Compliance requires data to stay in one perimeter. You have auditors who understand Snowflake or BigQuery better than they understand external cloud services. Your legal team is comfortable with your platform vendor's data handling terms but wants to avoid routing data to third parties.
The use case is analytics or BI augmentation, not generalised chat or agent loops. Claude summarises text fields, classifies rows, generates insights from structured data. These are high-value tasks inside a warehouse. Generalised conversational AI may be better served by a dedicated chat interface routed through Vertex or Bedrock.
This route does not fit if you require Anthropic's written guarantee that no conversation data reaches Anthropic, or if your organisation uses multiple data platforms and needs a unified Claude access pattern. Bedrock and Vertex handle both of those constraints better.
Primary sources
- Snowflake. Cortex AI Functions. Retrieved 22 April 2026.
- Snowflake. AI_COMPLETE SQL Function Reference. Retrieved 22 April 2026.
- Snowflake. Cross-Region Inference Guide. Retrieved 22 April 2026.
- Google Cloud. BigQuery Generative AI Overview. Retrieved 22 April 2026.

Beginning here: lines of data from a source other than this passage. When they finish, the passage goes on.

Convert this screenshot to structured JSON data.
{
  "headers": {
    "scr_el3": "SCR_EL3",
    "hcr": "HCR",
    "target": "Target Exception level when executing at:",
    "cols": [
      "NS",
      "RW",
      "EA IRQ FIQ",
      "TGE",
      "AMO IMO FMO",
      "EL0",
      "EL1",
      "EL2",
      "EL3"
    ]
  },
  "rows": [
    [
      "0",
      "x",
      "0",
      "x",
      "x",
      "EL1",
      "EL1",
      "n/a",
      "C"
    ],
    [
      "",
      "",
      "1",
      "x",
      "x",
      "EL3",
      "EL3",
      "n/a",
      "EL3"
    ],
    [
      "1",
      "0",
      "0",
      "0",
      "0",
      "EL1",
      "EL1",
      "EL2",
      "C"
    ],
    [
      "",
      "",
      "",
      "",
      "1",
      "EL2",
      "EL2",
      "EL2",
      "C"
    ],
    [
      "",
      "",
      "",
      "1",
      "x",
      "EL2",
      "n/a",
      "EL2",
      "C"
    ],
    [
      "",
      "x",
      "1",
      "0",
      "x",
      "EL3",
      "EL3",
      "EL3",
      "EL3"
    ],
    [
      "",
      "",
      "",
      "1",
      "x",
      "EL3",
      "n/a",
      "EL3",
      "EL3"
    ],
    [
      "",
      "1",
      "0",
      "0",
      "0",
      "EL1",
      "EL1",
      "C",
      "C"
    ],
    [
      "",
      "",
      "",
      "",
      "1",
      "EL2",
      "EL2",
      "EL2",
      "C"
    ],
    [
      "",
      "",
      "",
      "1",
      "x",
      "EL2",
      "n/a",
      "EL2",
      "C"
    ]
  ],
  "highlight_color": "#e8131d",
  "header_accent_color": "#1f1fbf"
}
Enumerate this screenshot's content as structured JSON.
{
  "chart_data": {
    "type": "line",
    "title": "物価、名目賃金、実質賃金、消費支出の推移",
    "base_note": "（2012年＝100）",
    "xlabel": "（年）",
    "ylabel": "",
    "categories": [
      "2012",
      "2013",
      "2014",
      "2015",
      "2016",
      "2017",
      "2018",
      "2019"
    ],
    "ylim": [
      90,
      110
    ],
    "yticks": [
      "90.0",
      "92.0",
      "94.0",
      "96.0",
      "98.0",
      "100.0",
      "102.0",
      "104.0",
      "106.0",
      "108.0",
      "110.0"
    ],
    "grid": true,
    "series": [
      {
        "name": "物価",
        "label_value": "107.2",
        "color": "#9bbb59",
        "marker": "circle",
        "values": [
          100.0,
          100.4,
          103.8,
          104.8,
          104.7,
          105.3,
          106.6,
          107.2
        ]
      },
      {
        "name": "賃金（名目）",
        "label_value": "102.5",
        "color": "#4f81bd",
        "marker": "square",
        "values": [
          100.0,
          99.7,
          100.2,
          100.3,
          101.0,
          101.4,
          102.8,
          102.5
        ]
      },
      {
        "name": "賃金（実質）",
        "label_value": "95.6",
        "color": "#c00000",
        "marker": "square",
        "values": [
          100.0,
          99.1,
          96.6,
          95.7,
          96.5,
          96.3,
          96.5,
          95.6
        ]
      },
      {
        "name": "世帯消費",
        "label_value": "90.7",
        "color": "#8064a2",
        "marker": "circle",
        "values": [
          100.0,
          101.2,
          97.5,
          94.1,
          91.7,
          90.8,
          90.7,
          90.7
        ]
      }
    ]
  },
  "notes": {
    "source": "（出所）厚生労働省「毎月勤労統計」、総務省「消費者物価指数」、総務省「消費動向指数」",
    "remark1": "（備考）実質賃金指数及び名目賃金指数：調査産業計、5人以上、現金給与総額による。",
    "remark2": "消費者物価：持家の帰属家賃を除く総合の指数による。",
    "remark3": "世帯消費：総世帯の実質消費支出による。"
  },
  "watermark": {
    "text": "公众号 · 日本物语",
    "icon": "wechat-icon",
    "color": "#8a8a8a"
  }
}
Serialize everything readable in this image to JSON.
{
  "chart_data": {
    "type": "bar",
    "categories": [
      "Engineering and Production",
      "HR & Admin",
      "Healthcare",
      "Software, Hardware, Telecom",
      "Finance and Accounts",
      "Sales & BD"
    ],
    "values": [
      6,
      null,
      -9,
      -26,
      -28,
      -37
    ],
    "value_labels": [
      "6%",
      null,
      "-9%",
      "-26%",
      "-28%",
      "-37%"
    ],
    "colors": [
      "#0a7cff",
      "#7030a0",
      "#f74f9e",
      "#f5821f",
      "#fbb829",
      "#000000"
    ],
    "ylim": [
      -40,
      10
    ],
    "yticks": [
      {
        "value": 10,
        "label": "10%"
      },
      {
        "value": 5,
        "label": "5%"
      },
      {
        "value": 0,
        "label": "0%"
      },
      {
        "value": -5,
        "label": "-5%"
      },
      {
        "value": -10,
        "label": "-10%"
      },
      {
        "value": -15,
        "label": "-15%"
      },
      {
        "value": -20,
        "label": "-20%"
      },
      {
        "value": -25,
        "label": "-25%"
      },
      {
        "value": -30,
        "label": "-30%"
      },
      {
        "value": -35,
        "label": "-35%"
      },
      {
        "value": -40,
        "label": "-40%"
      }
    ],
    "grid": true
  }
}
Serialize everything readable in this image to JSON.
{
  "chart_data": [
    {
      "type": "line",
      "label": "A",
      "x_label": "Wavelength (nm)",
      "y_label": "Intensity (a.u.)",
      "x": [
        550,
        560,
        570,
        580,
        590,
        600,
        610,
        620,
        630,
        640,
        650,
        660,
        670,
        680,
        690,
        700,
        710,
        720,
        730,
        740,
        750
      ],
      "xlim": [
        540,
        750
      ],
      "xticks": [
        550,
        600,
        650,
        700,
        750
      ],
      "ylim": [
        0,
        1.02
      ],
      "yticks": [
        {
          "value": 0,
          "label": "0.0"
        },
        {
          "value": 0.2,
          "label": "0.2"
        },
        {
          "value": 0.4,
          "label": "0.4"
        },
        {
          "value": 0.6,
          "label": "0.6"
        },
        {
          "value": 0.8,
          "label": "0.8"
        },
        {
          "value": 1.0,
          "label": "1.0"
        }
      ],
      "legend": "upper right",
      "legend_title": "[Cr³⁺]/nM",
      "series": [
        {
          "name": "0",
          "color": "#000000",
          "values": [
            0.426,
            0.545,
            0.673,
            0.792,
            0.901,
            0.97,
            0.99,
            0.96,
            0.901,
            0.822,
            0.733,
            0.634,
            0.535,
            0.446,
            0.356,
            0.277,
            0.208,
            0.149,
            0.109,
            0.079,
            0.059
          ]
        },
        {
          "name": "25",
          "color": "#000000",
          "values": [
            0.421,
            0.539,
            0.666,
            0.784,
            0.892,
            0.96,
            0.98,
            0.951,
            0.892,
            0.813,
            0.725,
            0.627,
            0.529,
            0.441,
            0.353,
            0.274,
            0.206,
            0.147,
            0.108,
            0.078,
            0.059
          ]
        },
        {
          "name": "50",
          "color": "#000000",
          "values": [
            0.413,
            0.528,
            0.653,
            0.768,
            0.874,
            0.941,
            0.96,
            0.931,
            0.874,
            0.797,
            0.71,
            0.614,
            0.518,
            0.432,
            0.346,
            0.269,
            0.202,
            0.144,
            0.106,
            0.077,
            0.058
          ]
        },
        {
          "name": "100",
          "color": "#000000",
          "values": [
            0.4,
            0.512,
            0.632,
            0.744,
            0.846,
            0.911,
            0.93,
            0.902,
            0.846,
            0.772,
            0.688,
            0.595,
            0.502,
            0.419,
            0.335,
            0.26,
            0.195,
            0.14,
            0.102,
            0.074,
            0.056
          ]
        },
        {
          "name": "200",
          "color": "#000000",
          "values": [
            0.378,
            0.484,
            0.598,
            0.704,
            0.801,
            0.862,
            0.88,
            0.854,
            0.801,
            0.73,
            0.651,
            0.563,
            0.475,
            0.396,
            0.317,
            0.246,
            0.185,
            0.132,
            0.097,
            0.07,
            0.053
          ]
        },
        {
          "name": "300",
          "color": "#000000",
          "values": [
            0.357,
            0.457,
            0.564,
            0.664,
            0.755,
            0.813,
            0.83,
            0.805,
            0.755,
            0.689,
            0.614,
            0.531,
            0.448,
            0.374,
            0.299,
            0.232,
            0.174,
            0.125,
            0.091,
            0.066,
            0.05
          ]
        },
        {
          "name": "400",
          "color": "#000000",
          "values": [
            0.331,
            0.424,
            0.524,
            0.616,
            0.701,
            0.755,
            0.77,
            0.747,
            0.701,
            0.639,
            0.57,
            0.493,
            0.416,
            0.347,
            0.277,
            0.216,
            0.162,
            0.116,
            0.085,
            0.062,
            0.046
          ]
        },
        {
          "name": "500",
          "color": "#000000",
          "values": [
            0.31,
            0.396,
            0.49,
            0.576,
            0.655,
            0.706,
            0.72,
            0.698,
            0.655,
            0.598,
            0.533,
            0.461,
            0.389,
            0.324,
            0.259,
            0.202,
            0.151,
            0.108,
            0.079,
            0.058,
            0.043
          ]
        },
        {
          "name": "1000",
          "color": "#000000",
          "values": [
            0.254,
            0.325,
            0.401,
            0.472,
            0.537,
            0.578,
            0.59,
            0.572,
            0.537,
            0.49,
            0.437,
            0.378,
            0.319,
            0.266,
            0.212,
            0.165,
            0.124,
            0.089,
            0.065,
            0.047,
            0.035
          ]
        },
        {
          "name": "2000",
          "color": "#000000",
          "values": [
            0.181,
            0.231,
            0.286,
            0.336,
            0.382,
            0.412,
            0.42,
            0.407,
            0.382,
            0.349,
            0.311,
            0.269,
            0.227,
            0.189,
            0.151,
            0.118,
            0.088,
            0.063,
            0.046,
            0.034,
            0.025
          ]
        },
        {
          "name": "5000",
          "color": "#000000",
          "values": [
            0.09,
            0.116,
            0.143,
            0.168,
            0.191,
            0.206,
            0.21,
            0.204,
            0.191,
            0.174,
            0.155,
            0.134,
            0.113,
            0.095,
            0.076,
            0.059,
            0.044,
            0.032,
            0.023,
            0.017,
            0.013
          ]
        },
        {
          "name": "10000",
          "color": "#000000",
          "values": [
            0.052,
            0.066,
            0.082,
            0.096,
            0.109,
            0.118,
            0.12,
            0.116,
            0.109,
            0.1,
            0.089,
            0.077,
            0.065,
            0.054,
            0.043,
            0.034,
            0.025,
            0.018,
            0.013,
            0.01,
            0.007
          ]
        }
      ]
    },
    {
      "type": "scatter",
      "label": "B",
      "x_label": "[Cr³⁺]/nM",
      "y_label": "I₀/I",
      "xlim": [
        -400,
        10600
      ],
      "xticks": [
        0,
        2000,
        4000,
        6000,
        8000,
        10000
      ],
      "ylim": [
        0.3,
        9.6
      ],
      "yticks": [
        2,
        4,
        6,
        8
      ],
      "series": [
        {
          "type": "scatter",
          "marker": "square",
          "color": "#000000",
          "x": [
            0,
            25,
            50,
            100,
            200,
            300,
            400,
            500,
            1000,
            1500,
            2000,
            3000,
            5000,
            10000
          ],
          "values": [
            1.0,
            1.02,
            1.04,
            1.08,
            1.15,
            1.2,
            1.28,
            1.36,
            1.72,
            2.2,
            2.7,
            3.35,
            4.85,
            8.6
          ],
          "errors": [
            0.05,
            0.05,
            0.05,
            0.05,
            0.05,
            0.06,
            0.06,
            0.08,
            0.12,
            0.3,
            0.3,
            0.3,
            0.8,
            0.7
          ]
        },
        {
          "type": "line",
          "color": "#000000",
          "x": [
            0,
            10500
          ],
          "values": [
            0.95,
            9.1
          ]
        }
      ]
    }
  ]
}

- Microsoft. Fabric AI Services Overview. Retrieved 22 April 2026.
- Anthropic. Cowork on 3P — Overview. Retrieved 22 April 2026.
Nothing in this article is legal advice. It names regulatory frameworks and describes how each deployment route affects compliance posture. Compliance interpretation for your specific regulatory context, jurisdiction, and client contracts must be reviewed with qualified legal counsel. Verify current Anthropic documentation before making a procurement decision.